Minors (Court Consent to Relationships) Legislation Act 2018

8 Sections 18 to 21 replaced

Replace sections 18 to 21 with:

18 Marriage of persons 16 and 17 years of age

(1)

This section applies if, on the date on which notice of an intended marriage is given under section 23,—

(a)

either party to the intended marriage is aged 16 or 17 years; or

(b)

both parties to the intended marriage are aged 16 or 17 years.

(2)

If this section applies, a Registrar must not issue a marriage licence authorising the intended marriage, or solemnise the marriage, unless a Family Court Judge has, under this section, consented to the intended marriage.

(3)

A party to an intended marriage who is aged 16 or 17 years must apply to the Family Court for a Family Court Judge’s consent to the intended marriage, and a joint application may be made if both parties to the intended marriage are aged 16 or 17 years.

(4)

A Family Court Judge may, on receipt of an application made under subsection (3), consent to the intended marriage only if the Judge is satisfied that, for each party to the intended marriage aged 16 or 17 years,—

(a)

the party has made the application voluntarily, free of undue influence or coercion; and

(b)

the party understands the consequences of the application and wants the Judge to consent to the intended marriage; and

(c)

the intended marriage is in the party’s interests.

(5)

In determining whether the intended marriage is in a party’s interests, the matters the Judge must take into account include, without limitation,—

(a)

the age and maturity of the party; and

(b)

the party’s views; and

(c)

any views of the party’s parents and guardians that can reasonably be ascertained; and

(d)

any other information available to the court relevant to the party’s application.

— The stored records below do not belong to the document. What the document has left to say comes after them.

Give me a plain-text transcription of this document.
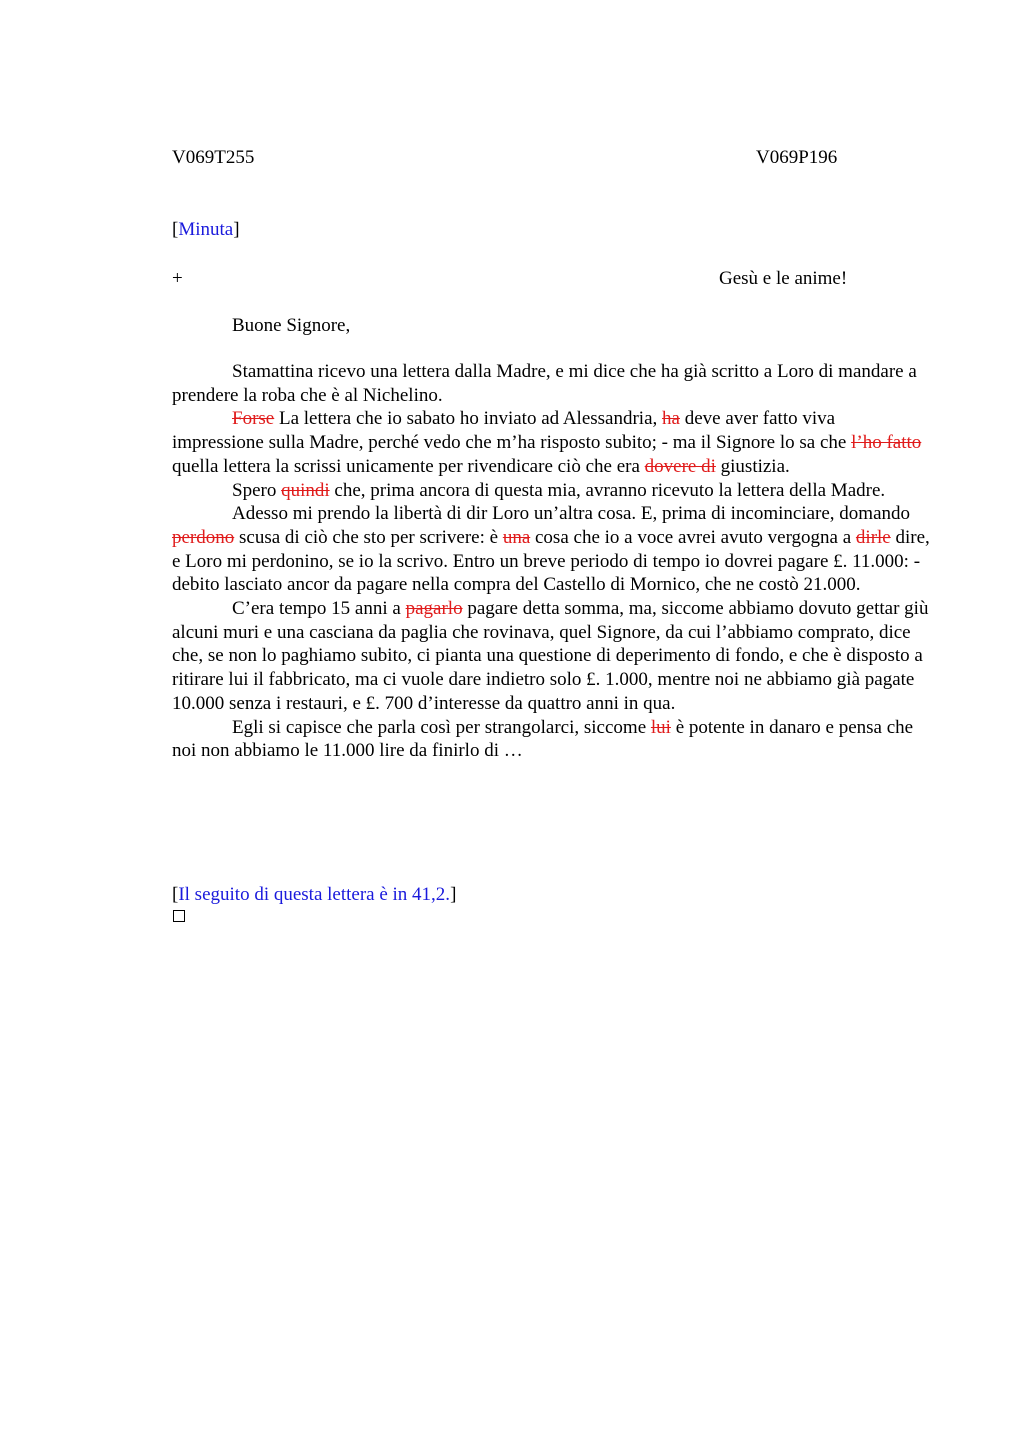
V069T255	V069P196
[Minuta]
+	Gesù e le anime!
Buone Signore,

Stamattina ricevo una lettera dalla Madre, e mi dice che ha già scritto a Loro di mandare a prendere la roba che è al Nichelino.

Forse La lettera che io sabato ho inviato ad Alessandria, ha deve aver fatto viva impressione sulla Madre, perché vedo che m’ha risposto subito; - ma il Signore lo sa che l’ho fatto quella lettera la scrissi unicamente per rivendicare ciò che era dovere di giustizia.

Spero quindi che, prima ancora di questa mia, avranno ricevuto la lettera della Madre.

Adesso mi prendo la libertà di dir Loro un’altra cosa. E, prima di incominciare, domando perdono scusa di ciò che sto per scrivere: è una cosa che io a voce avrei avuto vergogna a dirle dire, e Loro mi perdonino, se io la scrivo. Entro un breve periodo di tempo io dovrei pagare £. 11.000: - debito lasciato ancor da pagare nella compra del Castello di Mornico, che ne costò 21.000.

C’era tempo 15 anni a pagarlo pagare detta somma, ma, siccome abbiamo dovuto gettar giù alcuni muri e una casciana da paglia che rovinava, quel Signore, da cui l’abbiamo comprato, dice che, se non lo paghiamo subito, ci pianta una questione di deperimento di fondo, e che è disposto a ritirare lui il fabbricato, ma ci vuole dare indietro solo £. 1.000, mentre noi ne abbiamo già pagate 10.000 senza i restauri, e £. 700 d’interesse da quattro anni in qua.

Egli si capisce che parla così per strangolarci, siccome lui è potente in danaro e pensa che noi non abbiamo le 11.000 lire da finirlo di …

[Il seguito di questa lettera è in 41,2.]
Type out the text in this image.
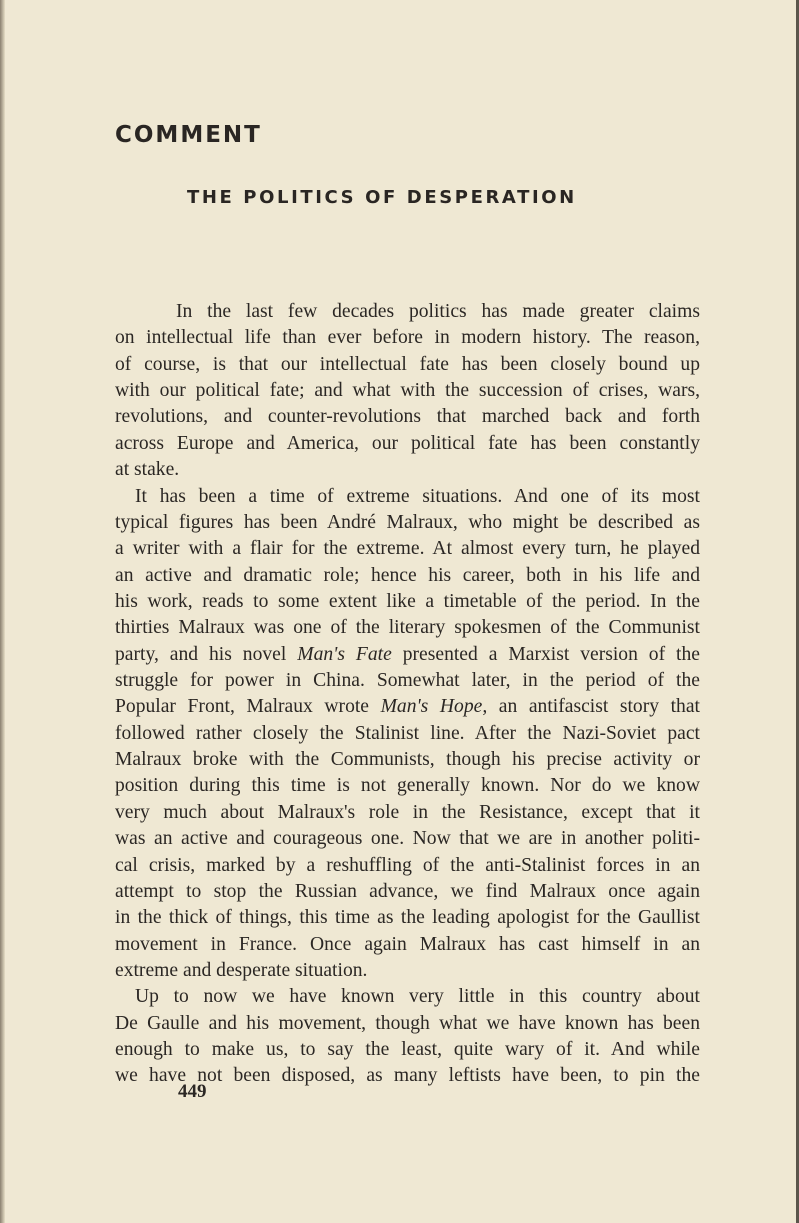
COMMENT
THE POLITICS OF DESPERATION
In the last few decades politics has made greater claims
on intellectual life than ever before in modern history. The reason,
of course, is that our intellectual fate has been closely bound up
with our political fate; and what with the succession of crises, wars,
revolutions, and counter-revolutions that marched back and forth
across Europe and America, our political fate has been constantly
at stake.
It has been a time of extreme situations. And one of its most
typical figures has been André Malraux, who might be described as
a writer with a flair for the extreme. At almost every turn, he played
an active and dramatic role; hence his career, both in his life and
his work, reads to some extent like a timetable of the period. In the
thirties Malraux was one of the literary spokesmen of the Communist
party, and his novel Man's Fate presented a Marxist version of the
struggle for power in China. Somewhat later, in the period of the
Popular Front, Malraux wrote Man's Hope, an antifascist story that
followed rather closely the Stalinist line. After the Nazi-Soviet pact
Malraux broke with the Communists, though his precise activity or
position during this time is not generally known. Nor do we know
very much about Malraux's role in the Resistance, except that it
was an active and courageous one. Now that we are in another politi-
cal crisis, marked by a reshuffling of the anti-Stalinist forces in an
attempt to stop the Russian advance, we find Malraux once again
in the thick of things, this time as the leading apologist for the Gaullist
movement in France. Once again Malraux has cast himself in an
extreme and desperate situation.
Up to now we have known very little in this country about
De Gaulle and his movement, though what we have known has been
enough to make us, to say the least, quite wary of it. And while
we have not been disposed, as many leftists have been, to pin the
449
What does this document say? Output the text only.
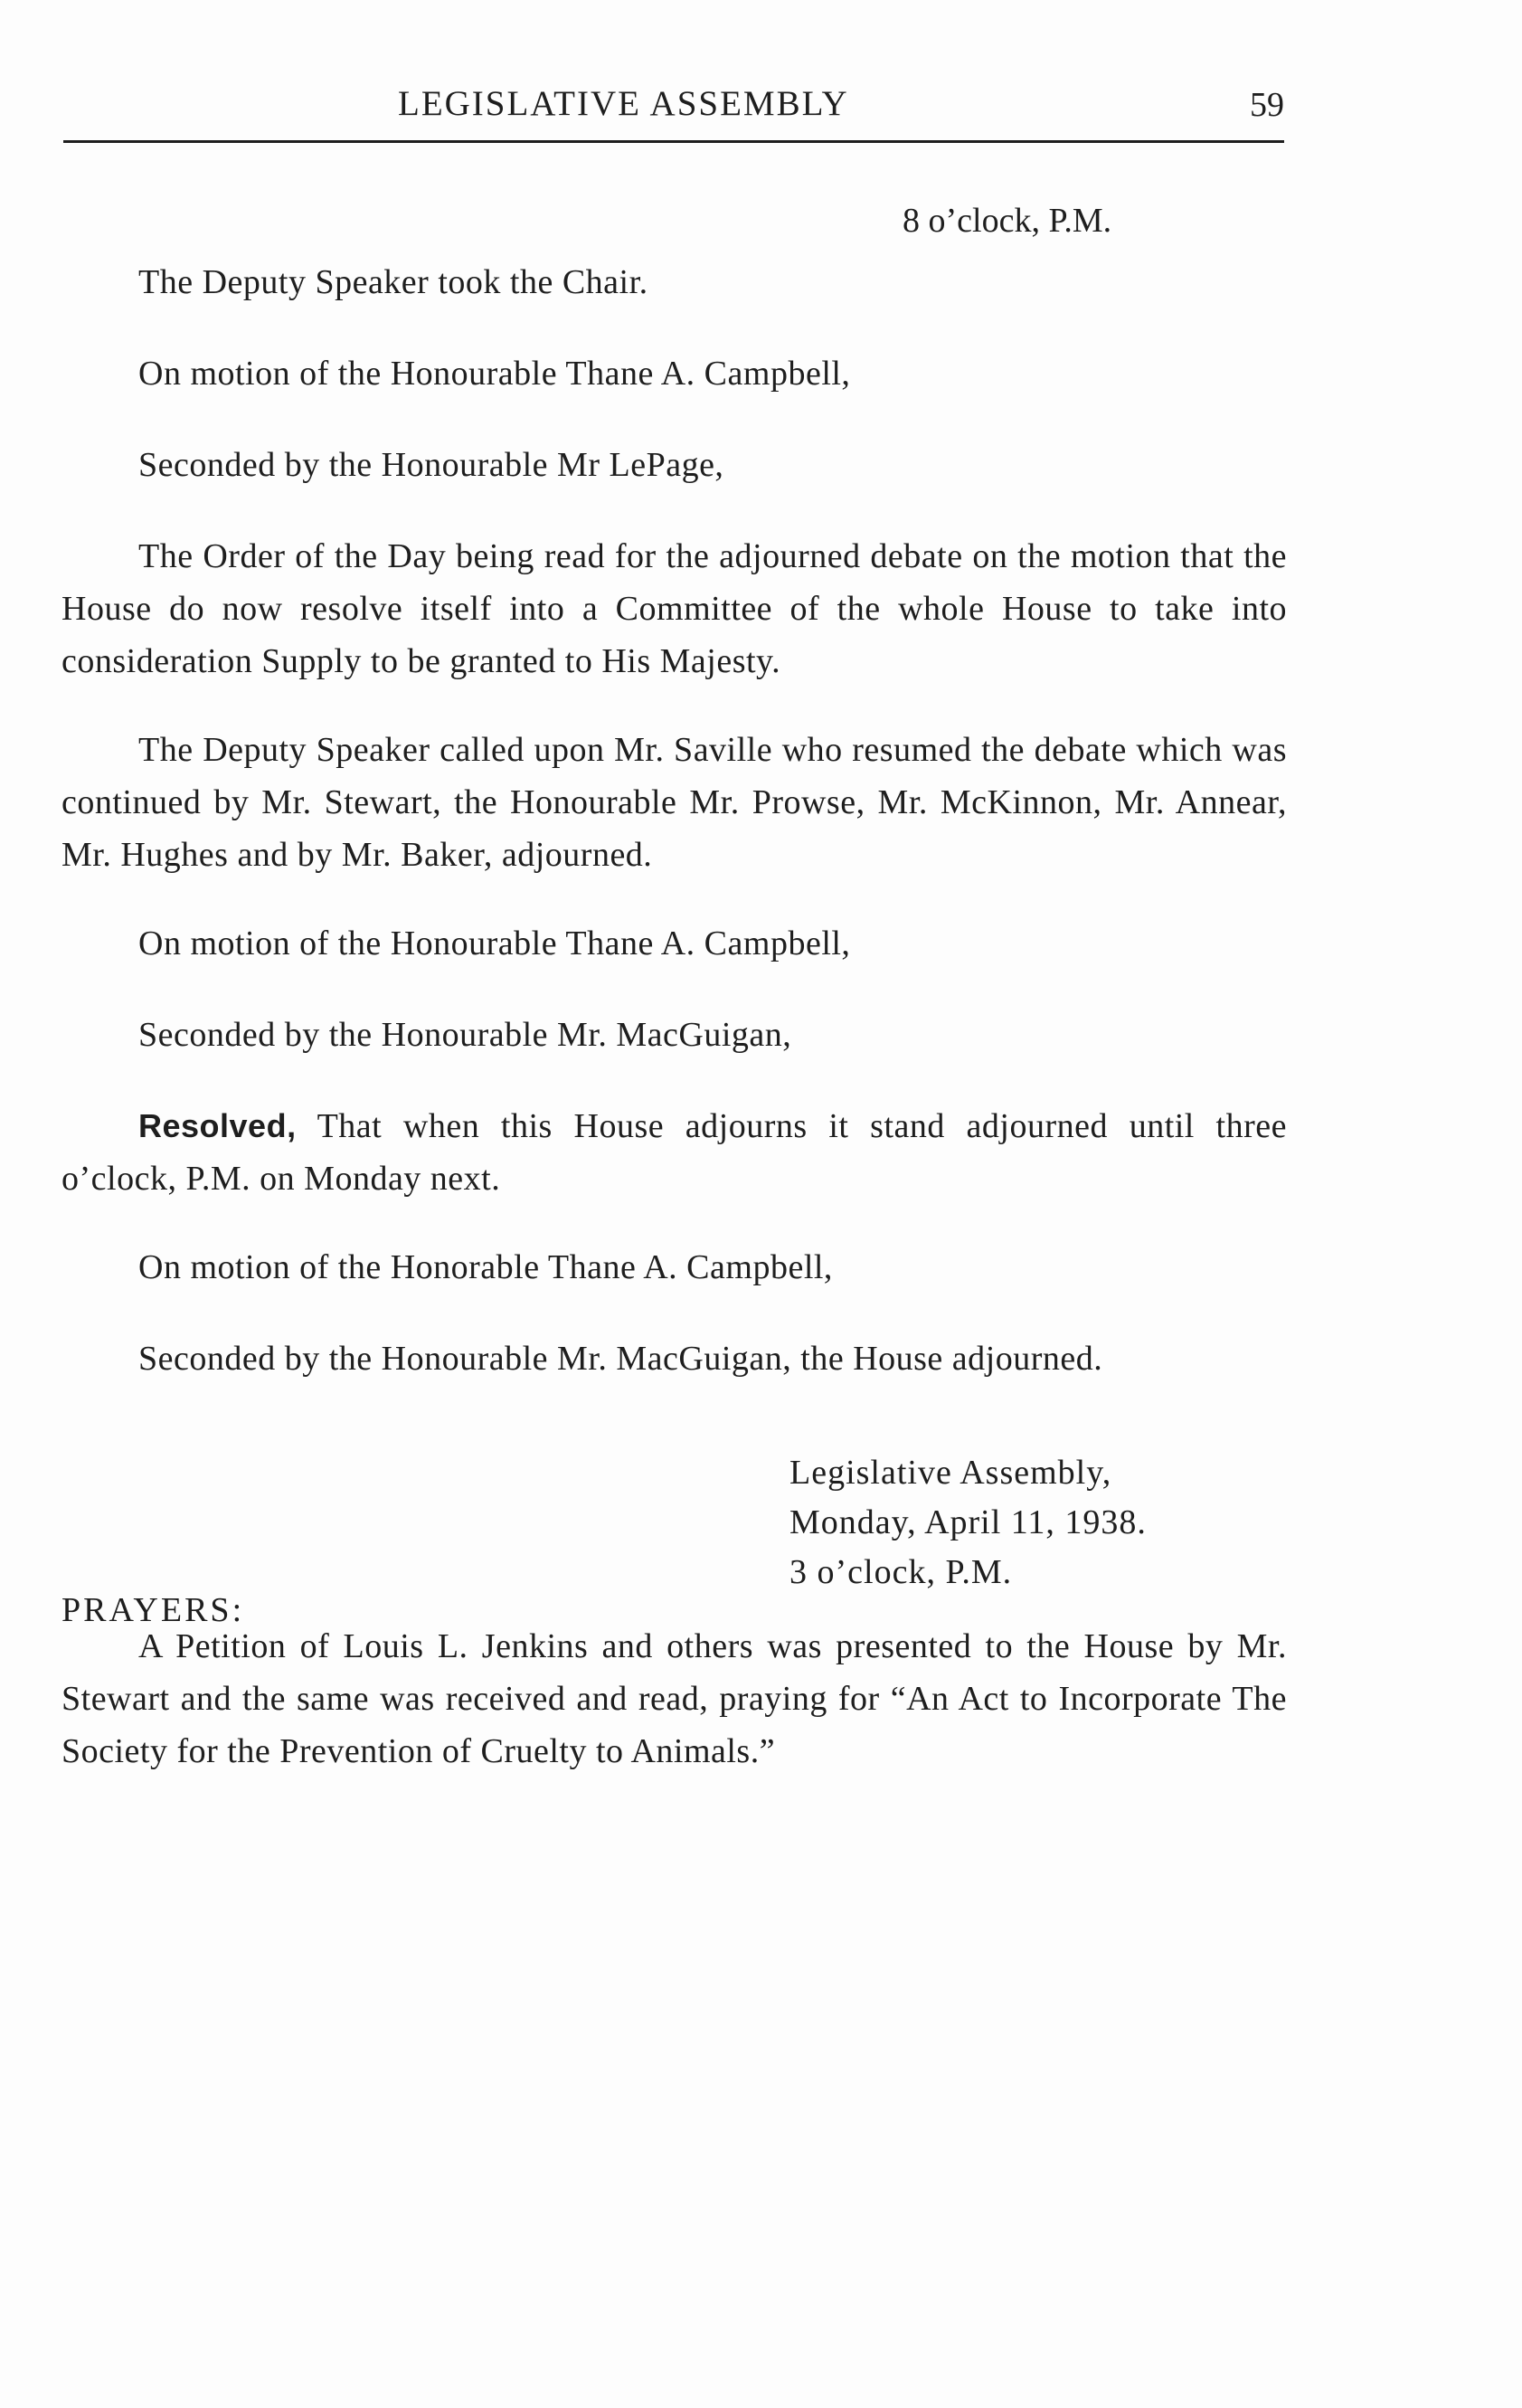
LEGISLATIVE ASSEMBLY	59
8 o’clock, P.M.

The Deputy Speaker took the Chair.

On motion of the Honourable Thane A. Campbell,

Seconded by the Honourable Mr LePage,

The Order of the Day being read for the adjourned debate on the motion that the House do now resolve itself into a Committee of the whole House to take into consideration Supply to be granted to His Majesty.

The Deputy Speaker called upon Mr. Saville who resumed the debate which was continued by Mr. Stewart, the Honourable Mr. Prowse, Mr. McKinnon, Mr. Annear, Mr. Hughes and by Mr. Baker, adjourned.

On motion of the Honourable Thane A. Campbell,

Seconded by the Honourable Mr. MacGuigan,

Resolved, That when this House adjourns it stand adjourned until three o’clock, P.M. on Monday next.

On motion of the Honorable Thane A. Campbell,

Seconded by the Honourable Mr. MacGuigan, the House adjourned.

Legislative Assembly,
Monday, April 11, 1938.
3 o’clock, P.M.
PRAYERS:

A Petition of Louis L. Jenkins and others was presented to the House by Mr. Stewart and the same was received and read, praying for “An Act to Incorporate The Society for the Prevention of Cruelty to Animals.”
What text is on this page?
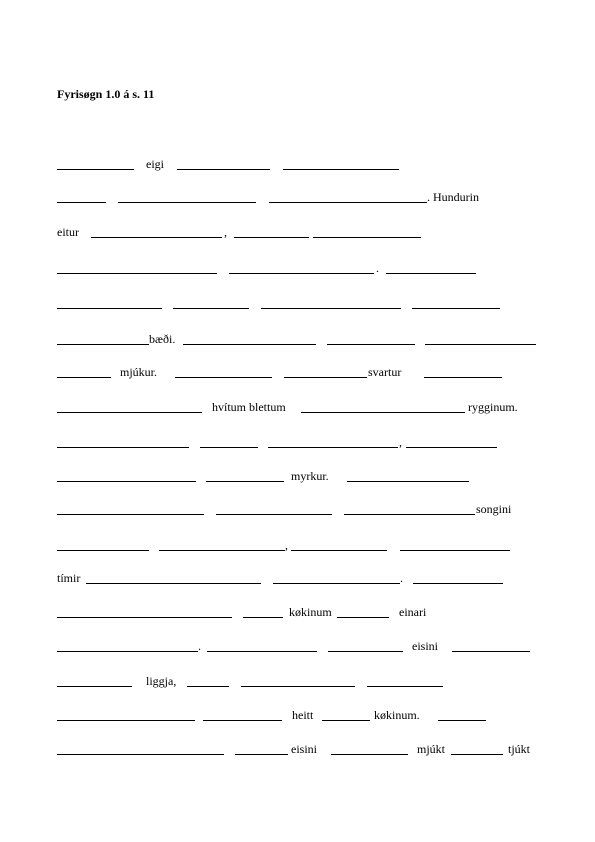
Fyrisøgn 1.0 á s. 11
eigi
. Hundurin
eitur	,
.
bæði.
mjúkur.	svartur
hvítum blettum	rygginum.
,
myrkur.
songini
,
tímir	.
køkinum	einari
.	eisini
liggja,
heitt	køkinum.
eisini	mjúkt	tjúkt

19 Court may appoint lawyers in proceedings under section 18

(1)

In any proceedings under section 18, the Family Court Judge may appoint a lawyer to represent the applicant if the Judge is satisfied that the appointment is necessary or desirable.

(2)

In any proceedings under section 18, the Family Court Judge may (whether or not an appointment is made under subsection (1))—

(a)

appoint a lawyer to assist the court; or

(b)

direct a Registrar of the court to appoint a lawyer to assist the court.

(3)

The fees and expenses of a lawyer appointed under subsection (1) or (2) must—

(a)

be determined in accordance with regulations made under section 16D of the Family Court Act 1980 or, if no such regulations are made, by a Registrar of the Family Court; and

(b)

be paid in accordance with that determination out of public money appropriated by Parliament for the purpose.

(4)

An invoice for fees and expenses rendered by a lawyer appointed under this section must be given to the Registrar of the court in which the proceedings were heard, and the Registrar may decide to adjust the amount of the invoice.

(5)

If the lawyer is dissatisfied with the decision of the Registrar as to the amount of the invoice, the lawyer may, within 14 days after the date of the decision, apply to a Judge of the court to review the decision, and the Judge may make any order varying or confirming the decision that the Judge considers fair and reasonable.

20 Judge may obtain cultural report

(1)

In any proceedings under section 18, the Family Court Judge may obtain a written cultural report by—

(a)

requesting a person whom the Judge considers qualified for the purpose to prepare one; or

(b)

directing the Registrar to request a person whom the Registrar considers qualified for the purpose to prepare one.

(2)

The court may act under subsection (1) only if satisfied that—

(a)

the information that the report will provide is essential for determining the application; and

(b)

the report is the best source of the information, having regard to the quality, timeliness, and cost of other sources; and

(c)

the proceedings will not be unduly delayed by the time taken to prepare the report; and

(d)

any delay in the proceedings will not have an unacceptable effect on the applicant.

(3)

If the court is entitled by subsection (2) to act under subsection (1) and if the court knows the applicant’s wishes about the obtaining of a report or can speedily ascertain them, the court must have regard to the applicant’s wishes before deciding whether or not to act under subsection (1).

(4)

Fees for the preparation of reports obtained under this section, and reasonable expenses incurred, must—

(a)

be determined in accordance with regulations made under section 16D of the Family Court Act 1980 or, if no such regulations are made, by a Registrar of the court; and

(b)

be paid in accordance with that determination out of public money appropriated by Parliament for the purpose.

(5)

In this section, cultural report means a report that is about the applicant and that covers an aspect or aspects of the applicant’s cultural background, including the applicant’s religious denomination and practice.

21 When marriage is or may be declared void

The grounds on which a marriage is void ab initio are set out in section 31 of the Family Proceedings Act 1980.